In his description, Eccarius has taken some main decisions. He abstains from describing varieties and forms, arguing that those terms are “highly problematic” with Dactylorhiza. “The main goal of the author was a genus structure wich matches logical principles as well as the needs of observations in the field.” He stresses that’s it’s more important to differentiate between the ten sections than defining species: “With Dactylorhiza, sections are much easier to define than species.” For example, the Fuchsiae form a section of their own, together with Dactylorhiza saccifera. The section of Majales comprise Dactylorhiza majalis, Dactylorhiza cordigera and Dactylorhiza elata.

Dactylorhiza majalis subsp. calcifugiens
Photo: Peter Zschunke, 16/06/2012, bei Glæde, Dänemark

It’s comprehensible that Eccarius views Coeloglossum viride as Dactylorhiza viridis. The Viridae are presented as a subgenus, in addition to the subgenus  Dactylorhiza. Other taxonomic decisions are more thought provoking. For example when the yellowish Early Marsh Orchid no longer is a subspecies of Dactylorhiza incarnata, but an own species Dactylorhiza ochroleuca – because there are only very few hybrids between both “which justifies the treatment as a single species in the view of the author”.

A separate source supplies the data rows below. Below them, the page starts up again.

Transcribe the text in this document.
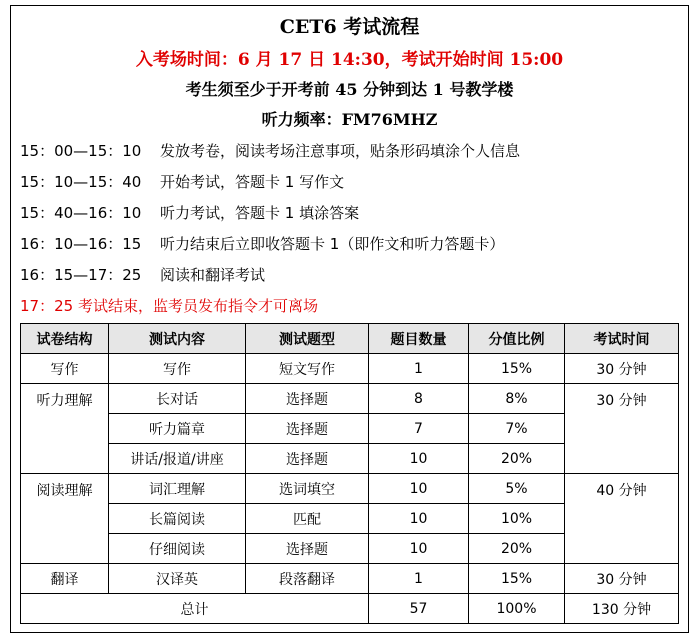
CET6 考试流程
入考场时间：6 月 17 日 14:30，考试开始时间 15:00
考生须至少于开考前 45 分钟到达 1 号教学楼
听力频率：FM76MHZ
15：00—15：10 发放考卷，阅读考场注意事项，贴条形码填涂个人信息
15：10—15：40 开始考试，答题卡 1 写作文
15：40—16：10 听力考试，答题卡 1 填涂答案
16：10—16：15 听力结束后立即收答题卡 1（即作文和听力答题卡）
16：15—17：25 阅读和翻译考试
17：25 考试结束，监考员发布指令才可离场
试卷结构	测试内容	测试题型	题目数量	分值比例	考试时间
写作	写作	短文写作	1	15%	30 分钟
听力理解	长对话	选择题	8	8%	30 分钟
	听力篇章	选择题	7	7%	
	讲话/报道/讲座	选择题	10	20%	
阅读理解	词汇理解	选词填空	10	5%	40 分钟
	长篇阅读	匹配	10	10%	
	仔细阅读	选择题	10	20%	
翻译	汉译英	段落翻译	1	15%	30 分钟
总计			57	100%	130 分钟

Difficult are the explanations about the white flowering Dactylorhiza fuchsii in Ireland, which are elevated by Eccarius to the status of a subspecies – while most experts view the okelly taxon of Dactylorhiza fuchsii as a variety. And the morphological description of the author is not quite helpful in the field: “The subspecies is different by its lower growth” – while the photos show rather high plants. And: “The white color of flowers is shown by whole populations and not only by single plants.”

But this is also valid for Dactylorhiza majalis subsp. calcifugiens, which is presented by Eccarius only as a synonym to Dactylorhiza sphagnicola. The book shows a photo of a plant from the German region of Celle which seems to be an albiflora form of Dactylorhiza sphagnicola, but which is quite different form the calcifugiens population in Northern Denmark.

Quite useful are the explanations about Dactylorhiza maculata, which is presented as a west and northern European species, distributed also in Northern Africa and Northern Asia. The color of flower is described as especially variable, from pure white to a soft and light purple.

Eccarius understands the tendency to a color dimorphism (or polymorphism) which is typical for the genus as functionally relevant. With Dactylorhiza romana, sambucina or incarnata this phenomenon serves as a factor, “to avoid quick learning experiences of polinating insects”. This matches with the regionally different tendency of Dactylorhiza fuchsii to develop albiflora forms.

The new book makes big progress in understanding the Dactylorhiza orchids. But for a full perception there is still a lot of research necessary.